Confirmed also support in the 19920-15006 area. This is 11875-11950-12024, which halted the price fall after the US CPI data on Oct 13th. Losing it would mean new bearish pressures and a touch of the weekly support in the 11766 area; below it, extensions to 11650 and 11542. The 11095 mark could be a target in case of a massive sell-off. These levels can be seen as annual reversal points.
A new resistance zone in the 14920-15006 area. This is the first zone to be recovered for new bullish extensions. Following resistances in 15083-124, 15170-216, and 15259-291 areas. The recovery of 15448 could lead to a weekly reversal of the ongoing bearish trend.
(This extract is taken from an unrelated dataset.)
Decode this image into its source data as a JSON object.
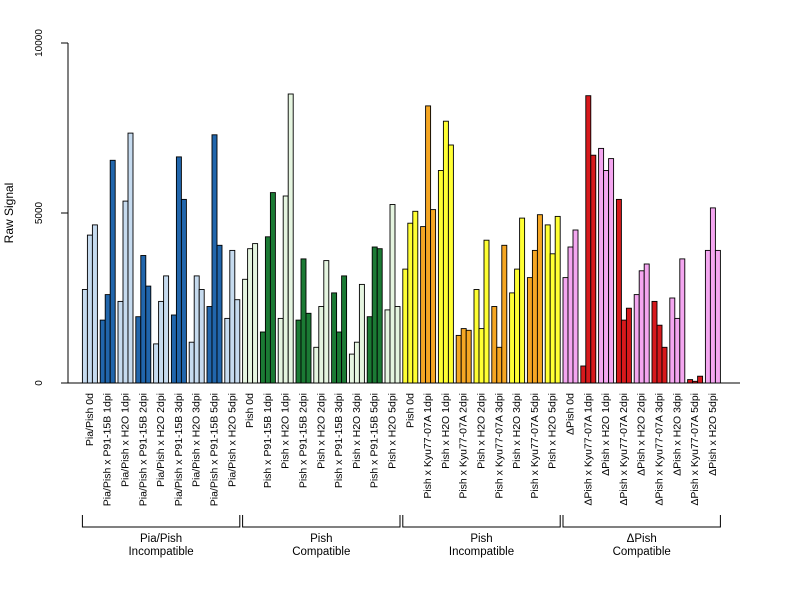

The resistance 15586-580-659 is confirmed, which we added and modified to include last week’s volume zones – We confirmed the weekly resistance 15665.
An intermediate resistance is around 15810, with a new bullish strength only above 15944. Finally, a break of the resistance area around 16079-16136 would offer a stretch toward the critical resistance 16230, from which to target the 16300-16500 zone.
If by the following Friday, prices stay above 15291, we will see a possibility of a bullish continuation every month; below 14927, on the other hand, the trend may push forcefully downwards.
US30 – After attempting to break the resistance in the 32045-32247 area without success, the Dow Jones index touched the key support at 31199-497 lightly, bouncing at the weekly closure levels.
Confirmed supports placed in two well-bought areas: 31197-497 and 31536-764. The 32000 area was the psychological support and has been overcome. Critical is the 31861 mark, which just reached last week.
31036-31125 is the new weekly support. Confirmed support around 30953-815, 30715-614, 30559-381, 30253-136 e 29696-29906.
The 29485 mark remains a critical level. In addition to the 29619-529 and 29338-29264, the support zones 29159-28876 and 28800-28685 are well confirmed. These are all excellent supports to look for extended opportunities. Should they all be pierced to the downside, prices could move toward 28319, 28051, 27765, and 27019 in extension.
Confirmed resistances 32045-32247 and 32272-441 areas. These are the first areas that need to be recovered from giving the impulse for a minimum of bullish easing. Subsequent resistance in 32614-755, 32849-33021 areas. Critical is the 33061-33226 mark, which will be our weekly resistance. 33299-33380, last resistance established.
Other resistances in 33504-633, 33727 and 33777-852 areas. We confirmed 33890, 33981-34033 and 34203-34330. A key area is 34143, which will be our weekly resistance. Established the resistances in areas 34498, 34607-706, and 34801-34950, which will be our target for the month.
Monthly positioning above 35599-963 could offer a new bullish direction; 35157 and 35614 areas are significant because they may lead to either direction extensions. Observing this area is extremely important.
A move through 36529 and holding that level would allow seeing area 37000 if prices forcefully break the last resistance placed at area 36786. Above 36236, we maintain the option of further bullish volumetric thrusts.
IMPORTANT NOTE: the anxiety of the traders is obvious and is reflected in the price of the quotations. Following the FED meeting, we will understand if the market is ready to go upward strongly or to continue the downward movement with further numerous pullbacks.
Also this week, it is wise to note Monday’s openings and Friday’s closings for confirmation or denial of the current trend. Avoid overtrading and watch for volatility imparted by HFTs. Mark any gaps that may also appear during the week, with particular attention to those on Monday.